A Different Play for Football?

April 30, 2013

Football is an original high school sport.  It is one of the first sports sponsored that was by schools even before the MHSAA existed as an organization.

Because football started in schools, not communities, football has been the high school sport least affected by non-school sports programs.  Until now.

Non-school seven-on-seven football threatens interscholastic football.  Commercialized seven-on-seven football threatens to do to interscholastic football what AAU types have done to basketball, and other entities have done to volleyball, soccer and other school sports.

A national committee was convened last year to address seven-on-seven football.  It recognized problems but could only wring its hands regarding solutions.

I’d like to see the MHSAA convene representatives of the Michigan High School Football Coaches Association and the Michigan Interscholastic Athletic Administrators Association to mine for more meaningful responses in Michigan.

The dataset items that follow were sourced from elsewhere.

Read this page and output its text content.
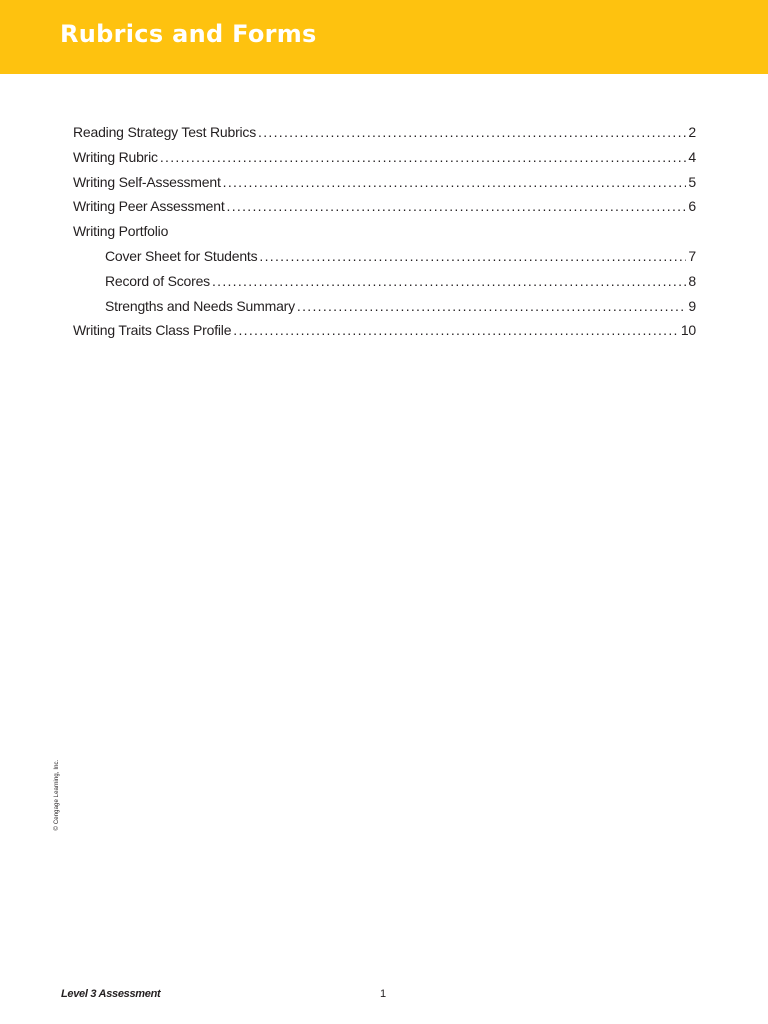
Rubrics and Forms
Reading Strategy Test Rubrics . . .	2
Writing Rubric . . .	4
Writing Self-Assessment . . .	5
Writing Peer Assessment . . .	6
Writing Portfolio
Cover Sheet for Students . . .	7
Record of Scores . . .	8
Strengths and Needs Summary . . .	9
Writing Traits Class Profile . . .	10
© Cengage Learning, Inc.
Level 3 Assessment	1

A limited number of days of seven-on-seven football involving school coaches and their students is already permissible during the summer.  If more days were allowed in the summer under tightly controlled circumstances (read “non-commercial”), would this tend to improve the environment of seven-on-seven football?  Would it also help to allow a few days of seven-on-seven football practice and play in the spring?  Or would that hurt the spring sports programs of schools?

Can we learn from what happened in non-school basketball and discern a different game plan for non-school football if we now respond differently (and more quickly!) for football than we did for basketball 20-30 years ago?

Football Follies

October 7, 2014

Notice reached the MHSAA office of a so-called “2014 Michigan Youth Football Classic” that invites youth league teams to “a great weekend of youth tackle football.” For $450 per team, youth football teams will bang bodies for two days – Nov. 8 and 9 – with each team guaranteed at least three games. Three!

No level of football but this – for the youngest players who have the most vulnerable skulls – allows the idiocy of three games in a weekend. Most limit competition to a maximum of one game in a week!

In my opinion, this isn’t a football classic. It’s child abuse.

I wish the foolishness would stop there, but even an organization called USA Football seems to have lost its head. Initially and mostly with funding from the NFL, USA Football was focused on teaching youth football coaches and players safe blocking and tackling techniques. Good.

But now this pseudo-national governing body for amateur football is planning events for various age groups that will extend tackle football practices and games throughout what used to be an off-season. Multiple competitions in tackle football are scheduled for high school age players in January, February and July of 2015.

At a time when professional, college, school and Pop Warner football are all reducing contact during practices in-season, USA Football wants to expand the contact experience out of season. It makes about as much sense as three games in a weekend.